Principled decisions - your team's hidden superpower
Drive product and engineering work efficiently, leverage local leadership
Making principled decisions and using them constantly, on everything - from legacy to new products without non-productive second guesses is a super power. To develop that you need a shortlist of first principles, strong culture and leadership.
The first obstacle to overcome are bureaucratic organizations and siloed functions - think product teams that constantly fights with engineering teams and the other way around. Look for constructs as Agile teams, Project offices, Segregated data science teams and kill them. Let the blame game go away.
Principles are basic building blocks that defend themselves. You probably have a set of principles that you try to convince others that are great. Do an assessment of which principles can explain themselves, which one are irrelevant and of these two sets which principles were easy to sell ou already there.
To help explain my point, the principles below are the ones I like to use with both engineering and product teams:
Do the simplest thing first
Establish visibility: less than 5 metrics that explain business and product start to end
Work backwards, from customer to implementation. Avoid bit rounds of prioritization, discovery or politics driven backlogs.
Start with a boring stack, be opinionated, ship a lot and then add tools as needed.
Do not separate work by people specialty - split them by proficiency: blocked work waiting for front or backend engineers availability is silly. Data engineering blocking data science work doesn't makes sense, product management vs discovery delays takes credibility out of the team.
Address the deadline taboo - Write a press release, a FAQ, set a date with the team, push for the reasonable unit of work and customer-efficient deliverable, stop when the discussion moves from “What” to “How”.
Have clarity on what you are doing: running the business, second level support or new features.
These are not optional, interchangeable or items to be deprioritized: Quality, Security, Performance
The first principle guide the others: “Do the simple thing first”. It makes it possible to unblock work so individuals and teams move faster and perceive that prioritization is the what holds them back, not tooling, not programming languages. The rest of them were lessons learned as a way to aggressively avoid what can take credibility and energy from teams.
Principled decisions are just that, decisions that follow principles. If we spend too much time discussing frameworks and forget to ship, we become a liability - we lose the shipping muscles, and generate no impact.
If we spend time discussing who should run which service, we won't spend time running, understanding why and what we have to build. The last layoffs proved that you don't want to be in this place.
Once we become frugal and focused, we make time to advance and ship. That's the Autonomy everyone looks for.
Platforms and principled decisions
Platforms are a form of principled engineering decisions that are exhaustively exercised. Every day, for sometimes more than 1000 times a day if you are talking about production platforms, CI/CD, deployment pipelines.
They are fixed and improved when they needed to, second guessed the same but never thrown away for the next shinny framework or methodology. Platforms start as a thing of the team, not of a single person trying to push through hardships. Not perfect, but evolving because they needed to talk about what they were building more than how they would like to build.
Meta has their own container runtime and orchestration, called Twine.
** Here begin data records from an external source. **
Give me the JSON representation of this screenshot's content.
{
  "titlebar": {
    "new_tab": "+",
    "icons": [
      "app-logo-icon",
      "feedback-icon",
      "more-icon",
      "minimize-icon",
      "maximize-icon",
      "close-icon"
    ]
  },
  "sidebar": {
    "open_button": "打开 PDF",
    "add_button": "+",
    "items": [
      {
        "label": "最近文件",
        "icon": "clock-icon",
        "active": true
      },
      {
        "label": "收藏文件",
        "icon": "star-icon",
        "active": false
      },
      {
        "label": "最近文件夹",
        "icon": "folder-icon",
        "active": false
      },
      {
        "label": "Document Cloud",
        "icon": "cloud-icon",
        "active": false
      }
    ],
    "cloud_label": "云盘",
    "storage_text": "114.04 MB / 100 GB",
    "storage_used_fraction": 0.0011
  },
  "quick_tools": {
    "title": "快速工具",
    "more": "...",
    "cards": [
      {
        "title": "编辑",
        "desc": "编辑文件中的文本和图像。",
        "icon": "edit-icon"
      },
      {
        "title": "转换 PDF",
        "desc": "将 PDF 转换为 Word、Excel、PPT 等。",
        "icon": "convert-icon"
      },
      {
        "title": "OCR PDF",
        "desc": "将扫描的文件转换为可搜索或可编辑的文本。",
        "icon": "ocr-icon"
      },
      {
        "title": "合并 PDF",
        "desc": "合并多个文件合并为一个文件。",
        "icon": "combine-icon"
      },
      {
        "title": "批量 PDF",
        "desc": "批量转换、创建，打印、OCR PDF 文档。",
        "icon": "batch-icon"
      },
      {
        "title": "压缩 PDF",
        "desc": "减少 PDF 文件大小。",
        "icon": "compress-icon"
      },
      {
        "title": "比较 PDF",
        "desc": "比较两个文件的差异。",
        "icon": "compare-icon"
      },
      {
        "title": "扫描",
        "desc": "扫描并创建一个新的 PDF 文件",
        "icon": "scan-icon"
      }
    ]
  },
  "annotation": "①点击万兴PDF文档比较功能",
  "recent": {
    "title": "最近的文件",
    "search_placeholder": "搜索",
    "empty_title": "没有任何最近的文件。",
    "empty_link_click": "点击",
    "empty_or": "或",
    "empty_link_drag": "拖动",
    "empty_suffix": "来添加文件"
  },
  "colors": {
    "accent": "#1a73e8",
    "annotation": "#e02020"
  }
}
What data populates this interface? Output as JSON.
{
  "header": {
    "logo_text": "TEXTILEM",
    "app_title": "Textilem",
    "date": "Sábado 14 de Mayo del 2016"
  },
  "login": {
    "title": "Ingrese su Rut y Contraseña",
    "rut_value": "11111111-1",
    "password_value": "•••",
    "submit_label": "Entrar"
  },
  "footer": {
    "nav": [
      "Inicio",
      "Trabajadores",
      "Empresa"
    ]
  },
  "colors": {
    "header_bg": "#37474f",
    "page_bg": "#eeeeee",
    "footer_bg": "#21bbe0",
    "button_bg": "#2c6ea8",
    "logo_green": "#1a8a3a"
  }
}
All developer machines have their Twine client setup and an alias for the docker command that points to their own internal tooling. Every season there are new developers questioning it, trying to push docker before understanding what and why is there and when they become productive, they understand. and then they contribute. That's a platform coming from a principled decision.
Amazon advertises their “Working Backwards” methodology and lack of slides on meetings, resorting to written prose to describe products, release and so on. Every new leader might wonder how to improve that but some try to change that to implement program management, project offices and other methodologies. Same as any engineering tool. Not perfect but rooted on culture.
Closing
Platform, and the principles they are derived won't happen with a top down mandate, as much as we want to believe it does. A mandate helps but strong culture drives adoption.
Anyone can propose a new way of doing X but selling, running it and being successful is what usually adds as career impact, specially on leadership. Remember that leading and managing are not the same thing.
The lack of such signs drags all associated functions - product, data, design - into a void of complaining and not shipping, making it logical to second guess investments made on technology.
Get your shortlist ready and make an exercise of how many of your principles are shared by your team, driven by people that are not you and helped compose platforms. Also note the ones you left behind just because there were better alternatives. Assess the impact of both group and you will understand which culture is in place.